Anybody who insists on knowing your passwords - after a month no less! - is a total creep.

About the only password I know is to his easyJet-account. And that’s after 5 years of being together.

I don’t insist to know his, and he doesn’t want to know mine.

I wouldn’t share any of my online passwords with another person regardless of relationship. Some things just need to remain private.

Exactly the same here. Did not need or want them.

We knew each others’ PINs for convenience sake. But we only had one joint account, which was a savings one and required both our signatures to withdraw anything. We were together 11 years.

Like most things, it depends. I really think there is no ‘should’ or ‘shouldn’t’ in this case. Nor is it (for me) about privacy or ‘hiding something.’ It’s all about a comfort/trust level.

My SO has my password for my laptop because he’s the computer guy in the house. I have his PIN number for his ATM card because he occasionally asks me to gas his car up if I run it to the store or whatever. That doesn’t mean he’s going to go snooping through my files or that I’m going to bliss out at amazon.com. It’s just expedient for the other person to have that information.

It’s interesting that there’s so much paranoia on both ends of the spectrum about the issue. If a person doesn’t share, they’re hiding something. If a person asks, they’re nosy and a stalker who’s invading your privacy. A simple ‘I’m not comfortable with that yet’ should suffice.
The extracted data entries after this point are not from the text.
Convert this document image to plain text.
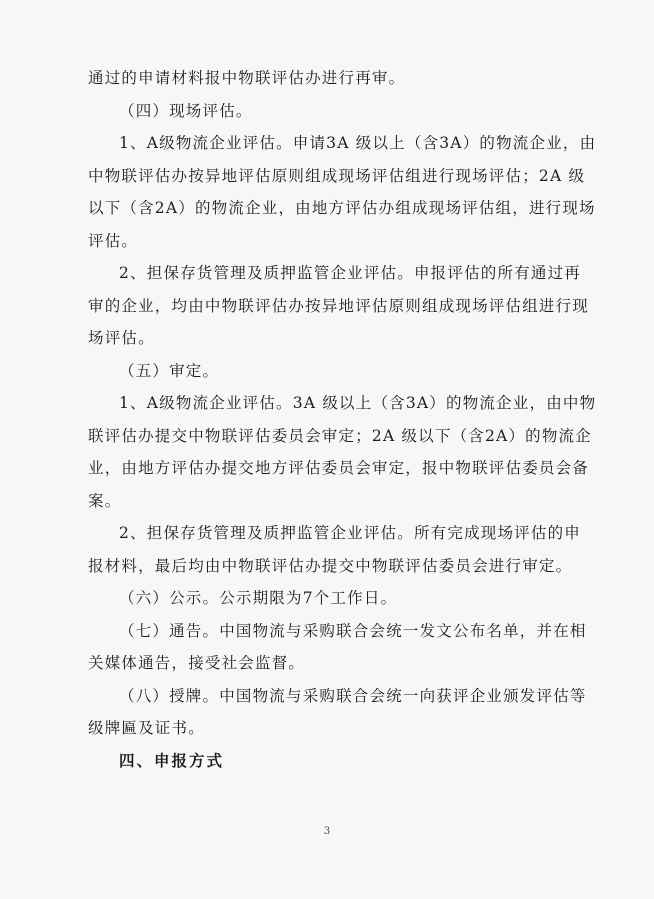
通过的申请材料报中物联评估办进行再审。
（四）现场评估。
1、A级物流企业评估。申请3A 级以上（含3A）的物流企业，由
中物联评估办按异地评估原则组成现场评估组进行现场评估；2A 级
以下（含2A）的物流企业，由地方评估办组成现场评估组，进行现场
评估。
2、担保存货管理及质押监管企业评估。申报评估的所有通过再
审的企业，均由中物联评估办按异地评估原则组成现场评估组进行现
场评估。
（五）审定。
1、A级物流企业评估。3A 级以上（含3A）的物流企业，由中物
联评估办提交中物联评估委员会审定；2A 级以下（含2A）的物流企
业，由地方评估办提交地方评估委员会审定，报中物联评估委员会备
案。
2、担保存货管理及质押监管企业评估。所有完成现场评估的申
报材料，最后均由中物联评估办提交中物联评估委员会进行审定。
（六）公示。公示期限为7个工作日。
（七）通告。中国物流与采购联合会统一发文公布名单，并在相
关媒体通告，接受社会监督。
（八）授牌。中国物流与采购联合会统一向获评企业颁发评估等
级牌匾及证书。
四、申报方式
3
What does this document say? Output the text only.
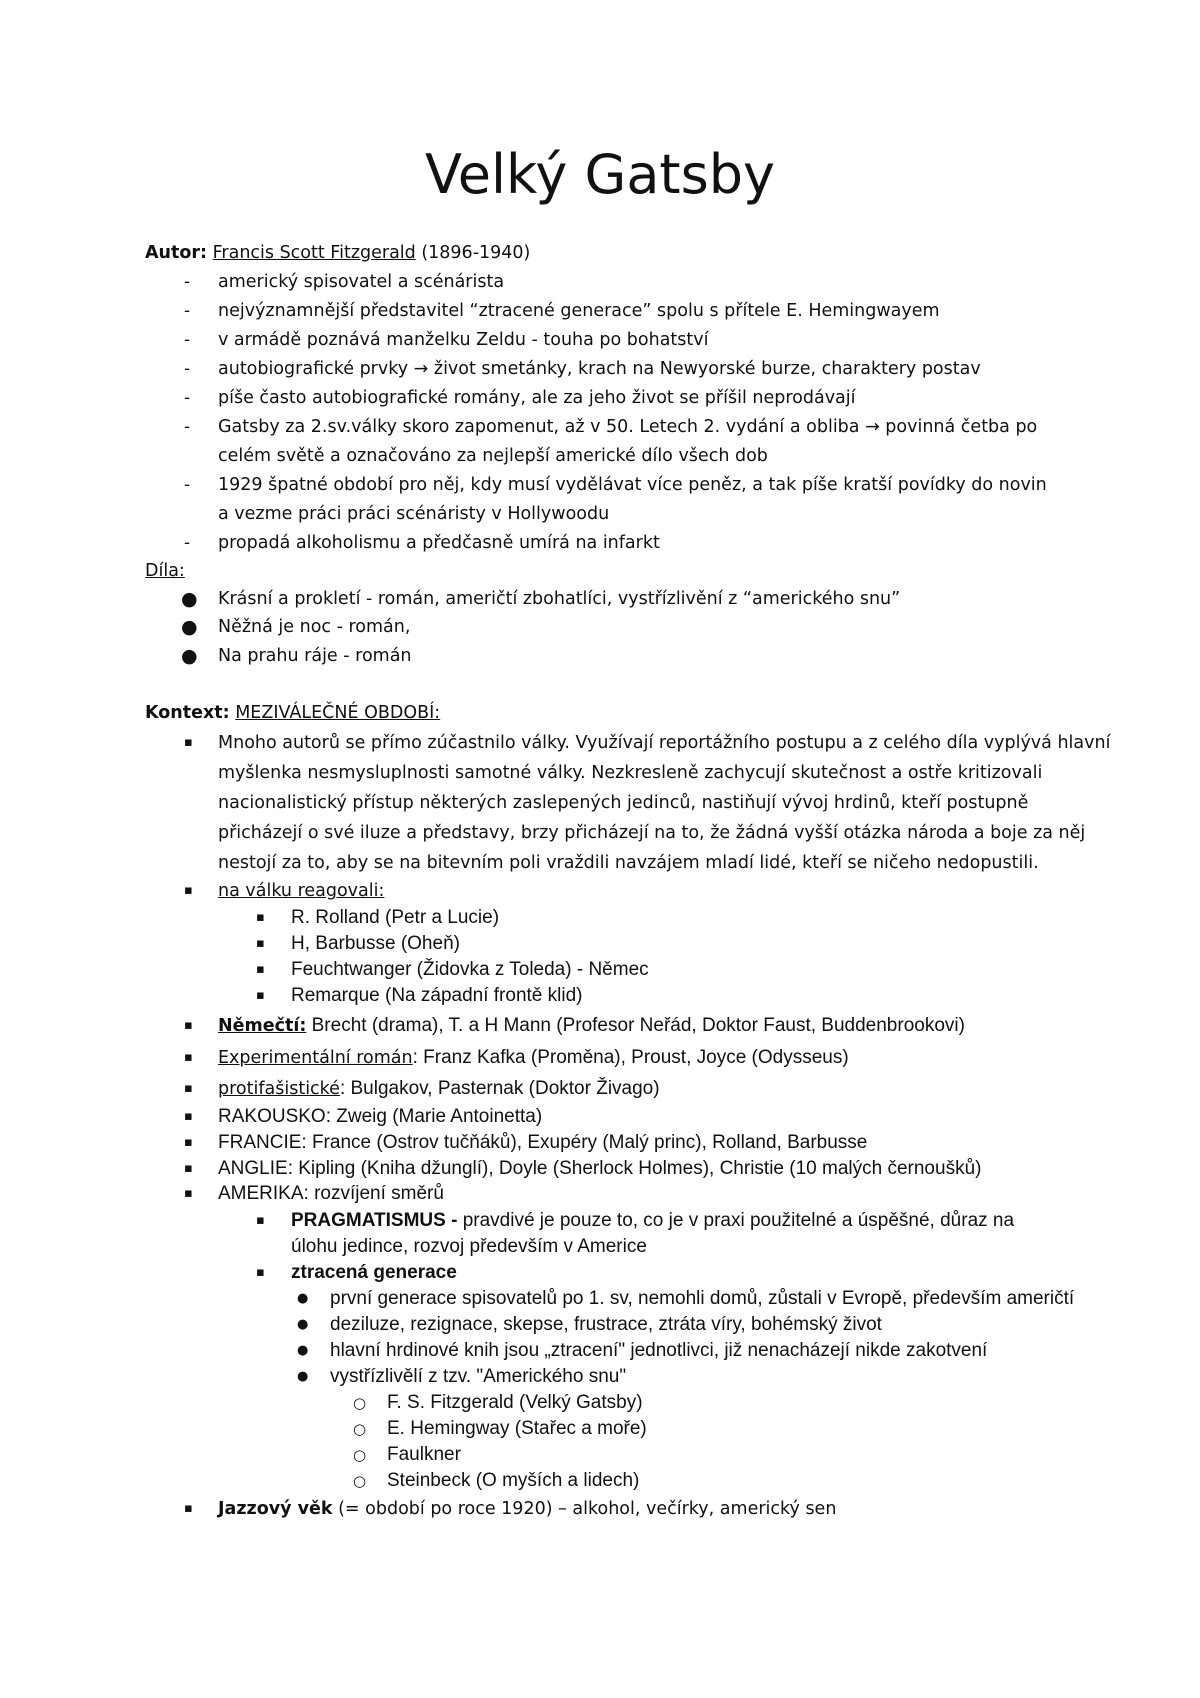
Velký Gatsby
Autor: Francis Scott Fitzgerald (1896-1940)
- americký spisovatel a scénárista
- nejvýznamnější představitel “ztracené generace” spolu s přítele E. Hemingwayem
- v armádě poznává manželku Zeldu - touha po bohatství
- autobiografické prvky → život smetánky, krach na Newyorské burze, charaktery postav
- píše často autobiografické romány, ale za jeho život se příšil neprodávají
- Gatsby za 2.sv.války skoro zapomenut, až v 50. Letech 2. vydání a obliba → povinná četba po
celém světě a označováno za nejlepší americké dílo všech dob
- 1929 špatné období pro něj, kdy musí vydělávat více peněz, a tak píše kratší povídky do novin
a vezme práci práci scénáristy v Hollywoodu
- propadá alkoholismu a předčasně umírá na infarkt
Díla:
● Krásní a prokletí - román, američtí zbohatlíci, vystřízlivění z “amerického snu”
● Něžná je noc - román,
● Na prahu ráje - román
Kontext: MEZIVÁLEČNÉ OBDOBÍ:
▪ Mnoho autorů se přímo zúčastnilo války. Využívají reportážního postupu a z celého díla vyplývá hlavní
myšlenka nesmysluplnosti samotné války. Nezkresleně zachycují skutečnost a ostře kritizovali
nacionalistický přístup některých zaslepených jedinců, nastiňují vývoj hrdinů, kteří postupně
přicházejí o své iluze a představy, brzy přicházejí na to, že žádná vyšší otázka národa a boje za něj
nestojí za to, aby se na bitevním poli vraždili navzájem mladí lidé, kteří se ničeho nedopustili.
▪ na válku reagovali:
▪ R. Rolland (Petr a Lucie)
▪ H, Barbusse (Oheň)
▪ Feuchtwanger (Židovka z Toleda) - Němec
▪ Remarque (Na západní frontě klid)
▪ Němečtí: Brecht (drama), T. a H Mann (Profesor Neřád, Doktor Faust, Buddenbrookovi)
▪ Experimentální román: Franz Kafka (Proměna), Proust, Joyce (Odysseus)
▪ protifašistické: Bulgakov, Pasternak (Doktor Živago)
▪ RAKOUSKO: Zweig (Marie Antoinetta)
▪ FRANCIE: France (Ostrov tučňáků), Exupéry (Malý princ), Rolland, Barbusse
▪ ANGLIE: Kipling (Kniha džunglí), Doyle (Sherlock Holmes), Christie (10 malých černoušků)
▪ AMERIKA: rozvíjení směrů
▪ PRAGMATISMUS - pravdivé je pouze to, co je v praxi použitelné a úspěšné, důraz na
úlohu jedince, rozvoj především v Americe
▪ ztracená generace
● první generace spisovatelů po 1. sv, nemohli domů, zůstali v Evropě, především američtí
● deziluze, rezignace, skepse, frustrace, ztráta víry, bohémský život
● hlavní hrdinové knih jsou „ztracení" jednotlivci, již nenacházejí nikde zakotvení
● vystřízlivělí z tzv. "Amerického snu"
○ F. S. Fitzgerald (Velký Gatsby)
○ E. Hemingway (Stařec a moře)
○ Faulkner
○ Steinbeck (O myších a lidech)
▪ Jazzový věk (= období po roce 1920) – alkohol, večírky, americký sen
Huh. That’s good to know, thanks. I was more thinking if I were dead, but yeah, it could happen I (or he) was unavailable. We’ve been kind of lax about putting each other on the various financial accounts (I think we have gotten to about half of them), so hopefully this will be a good impetus to do the rest of them.

After a month? Creepy as hell. Just asking for all your passwords at once, or having an exchange? Also creepy as hell. “Hey hon, will you see what’s next on the Netflix queue? My password is blahblah.” or “Can I use your iTunes to download this earworm? What’s your password?” Totally normal. My husband knows my password (yeah, I should have more than one) because if something is glitchy, he has to fix it.

We use the same passwords. It makes it easier if either of us needs to get the other to get into mail or whatever when one of us isn’t here. And neither of us feels the need to hide anything. One of the first and most important stipulations we made to each other was ‘no secrets, ever’

As I said previously, it’s not about trust (or secrecy, as you put it). It’s all about the principle of the thing (good security practices). For me, anyway…YMMV. And obviously does.

It just bugs me a little – at least enough to post again, evidently – that many people’s default assumption is that “not divulging passwords” is equivalent to “keeping secrets”. If my wife requested it, she’d be welcome to browse through my accounts – any time I was present to log in.

This (substitute “deployed” by “working abroad”).

And he doesn’t have some of my passwords because a) they are all stored in our computers, and b) he doesn’t bother remembering them, which is why I have the Envelope of Doom. Otherwise he’d be locked out of half our finances if I dropped dead now.
We’d been together 14 years, and this has happened overtime, we didn’t start our relationship by swapping passwords (or anything other than bodily fluids).